Tanggal 3 Juli 2014, lima belas PTN (Perguruan Tinggi Negeri) diundang
oleh Ditjen Dikti untuk membahas OTK (organisasi dan tata kerja) yang
diusulkan. Termasuk beberapa yang belum
mengusulkan, tetapi diduga memiliki struktur lapangan yang tidak sesuai dengan
OTK yang telah disetujui oleh Pemerintah.
Salam satu yang diundang adalah Unesa, karena memang sedang mengusulkan
OTK baru agar sesuai dengan sitauasi dan kondisi di Unesa.

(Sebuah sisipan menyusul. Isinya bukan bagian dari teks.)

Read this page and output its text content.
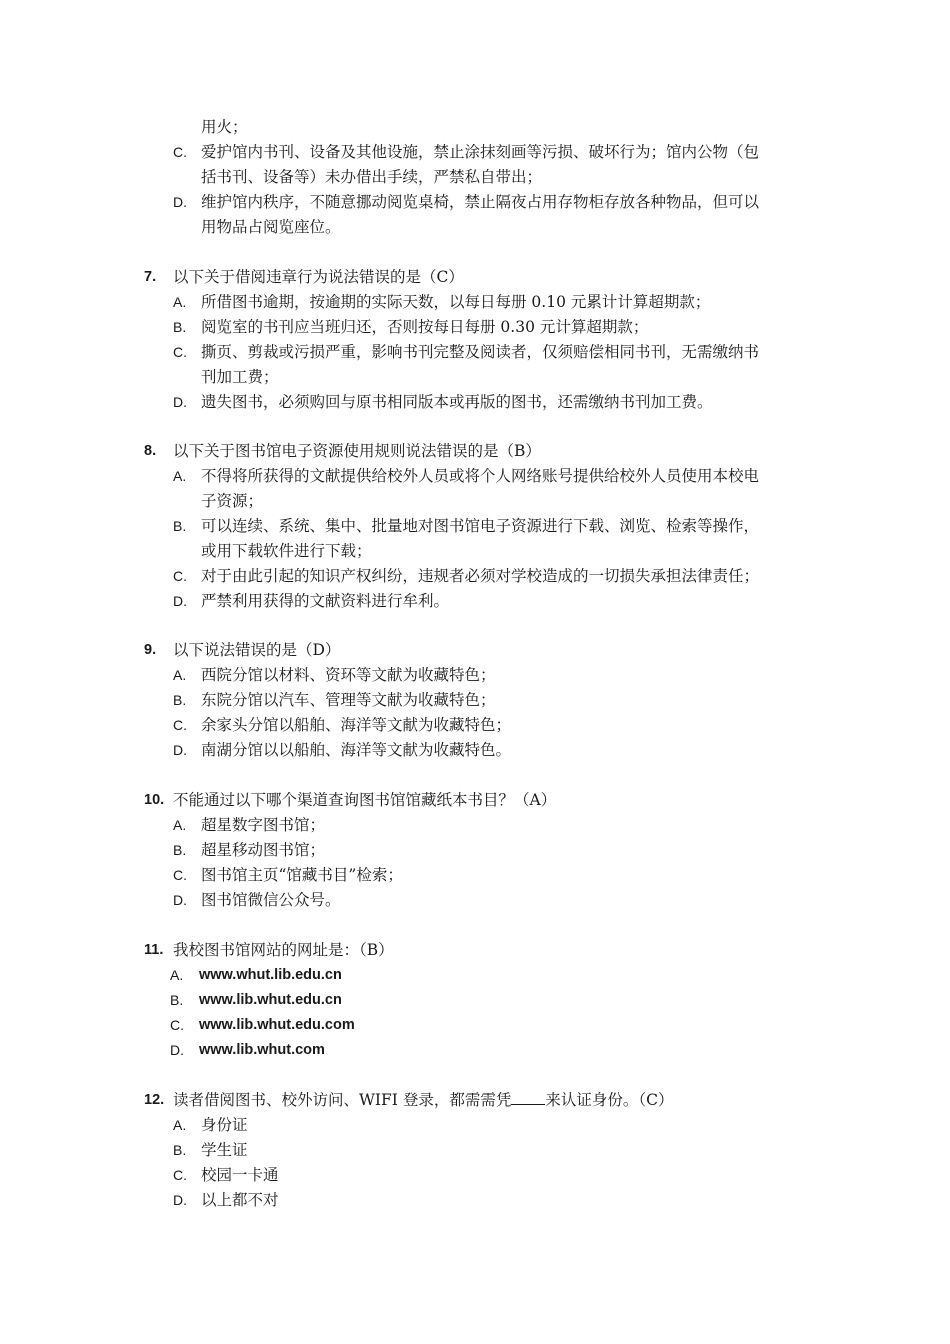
用火；
C. 爱护馆内书刊、设备及其他设施，禁止涂抹刻画等污损、破坏行为；馆内公物（包
括书刊、设备等）未办借出手续，严禁私自带出；
D. 维护馆内秩序，不随意挪动阅览桌椅，禁止隔夜占用存物柜存放各种物品，但可以
用物品占阅览座位。
7. 以下关于借阅违章行为说法错误的是（C）
A. 所借图书逾期，按逾期的实际天数，以每日每册 0.10 元累计计算超期款；
B. 阅览室的书刊应当班归还，否则按每日每册 0.30 元计算超期款；
C. 撕页、剪裁或污损严重，影响书刊完整及阅读者，仅须赔偿相同书刊，无需缴纳书
刊加工费；
D. 遗失图书，必须购回与原书相同版本或再版的图书，还需缴纳书刊加工费。
8. 以下关于图书馆电子资源使用规则说法错误的是（B）
A. 不得将所获得的文献提供给校外人员或将个人网络账号提供给校外人员使用本校电
子资源；
B. 可以连续、系统、集中、批量地对图书馆电子资源进行下载、浏览、检索等操作，
或用下载软件进行下载；
C. 对于由此引起的知识产权纠纷，违规者必须对学校造成的一切损失承担法律责任；
D. 严禁利用获得的文献资料进行牟利。
9. 以下说法错误的是（D）
A. 西院分馆以材料、资环等文献为收藏特色；
B. 东院分馆以汽车、管理等文献为收藏特色；
C. 余家头分馆以船舶、海洋等文献为收藏特色；
D. 南湖分馆以以船舶、海洋等文献为收藏特色。
10. 不能通过以下哪个渠道查询图书馆馆藏纸本书目？（A）
A. 超星数字图书馆；
B. 超星移动图书馆；
C. 图书馆主页“馆藏书目”检索；
D. 图书馆微信公众号。
11. 我校图书馆网站的网址是：（B）
A. www.whut.lib.edu.cn
B. www.lib.whut.edu.cn
C. www.lib.whut.edu.com
D. www.lib.whut.com
12. 读者借阅图书、校外访问、WIFI 登录，都需需凭 来认证身份。（C）
A. 身份证
B. 学生证
C. 校园一卡通
D. 以上都不对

Penjelasan Sekretaris Ditjen Dikti tentang problema OTK sangat
menarik. Selama ini hampir semua PTN memiliki
struktur yang tidak sama dengan OTK yang telah disahkan oleh Pemerintah. Dan setiap PTN memiliki strukur
sendiri-sendiri yang tidak sama antara satu dengan lainnya. Di masa kalu hal itu tidak menjadi masalah,
tetapi dengan penertiban keuangan dapat menimbulkan masalah. PTN tidak diperbolehkan membayar tunjangan
jabatan untuk jabatan/posisi/struktur di luar OTK yang telah disetujui oleh
Pemerintah.
Masalah berikutnya, banyak jabatan yang selama ini sudah diterapkan di
PTN tidak dikenal dalam nomerklatur Kementerian Aparatur Negara dan Reformasi
Birokrasi (Kemenpan dan RB), sehingga akan sulit disetujui jika struktur
terebut diusulkan. Jika tidak disetujui,
maka tidak akan dapat dibayarkan tunjangan jabatannya, walupun dengan menggunakan
PNBP (penerimaan negera bukan pajak) yang dihasilkan oleh PTN sendiri. Oleh karena itu jika ingin aman, PTN harus
kembali ke struktur baku yang telah ditetapkan oleh Pemerintah.
Apa yang menarik
dalam hal ini? Struktur PTN
diseragamkan menurut desain Pemerintah.
Pada hal selama ini hamper semua PTN memodifikasi struktur tersebut agar
lebih sesuai dengan kebutuhan nyata di lapangan. Modifikasi itu pasti didasari agar
pengelolaan PTN dapat lebih efektif. Modifikasi itu tentu bukan asal-asalan dan
bukan sekedar ingin beda, tetapi tentu disesuaikan dengan situasi dan kondisi
lapangan. Dengan kata lain, struktur
baku dari Pemerintah tidak lagi cocok dengan kondisi lapangan, sehingga
disesuaikan.
Pertanyaan yang
muncul, bukankah baik Undang-undang Sisdiknas dan Undang-undang Dikti
menyatakan bahwa pengelolaan perguruan tinggi dilakanakan dengan prinsip
otonomi? Jika semua harus dibakukan,
dimana letak otonomi? Jadi ada benarnya
kerisauan Prof. Harijono Tjokoronegoro tentang kurangnya otonomi pengelolaan
perguruan tinggi.
Saya membayangkan
tambahan kata “Reformasi Birokrasi” dan Kemenpan, dimaksudkan agar pola kerja
birokratis di lembaga pemerintahan dapat dihilangkan atau paling tidak
dikurangi. Sudah menjadi rahasia umum lambatnya
layananan di lembaga pemerintahan dan juga kurang lincahnya manajemen di
lembaga pemerintahan diakibatkan oleh pola kerja yang birokratis. Jika ingin lincah, suatu organisasi harus
belajar untuk menyesuaikan struktur dan pola kerjanya agar sesuai dengan
tuntutan zaman. Itulah salah satu ini
ajaran Peter Senge (1995) dengan apa yang disebu learning organization. Saya menduga PTN menerapkan prinsip itu, ketika
memodifikasi struktur organisasinya.
Semoga Pemerintah, dalam hal ini Kemenpan dan RB serta Kemdikbud dapat
memahami prinsip itu pula.
Sejauh pengetahuan
saya, banyak pejabat di Kemdikbud dan Kemenpan dan RB adalah para dosen dan
bahkan dulu pernah menjadi pejabat di PTN.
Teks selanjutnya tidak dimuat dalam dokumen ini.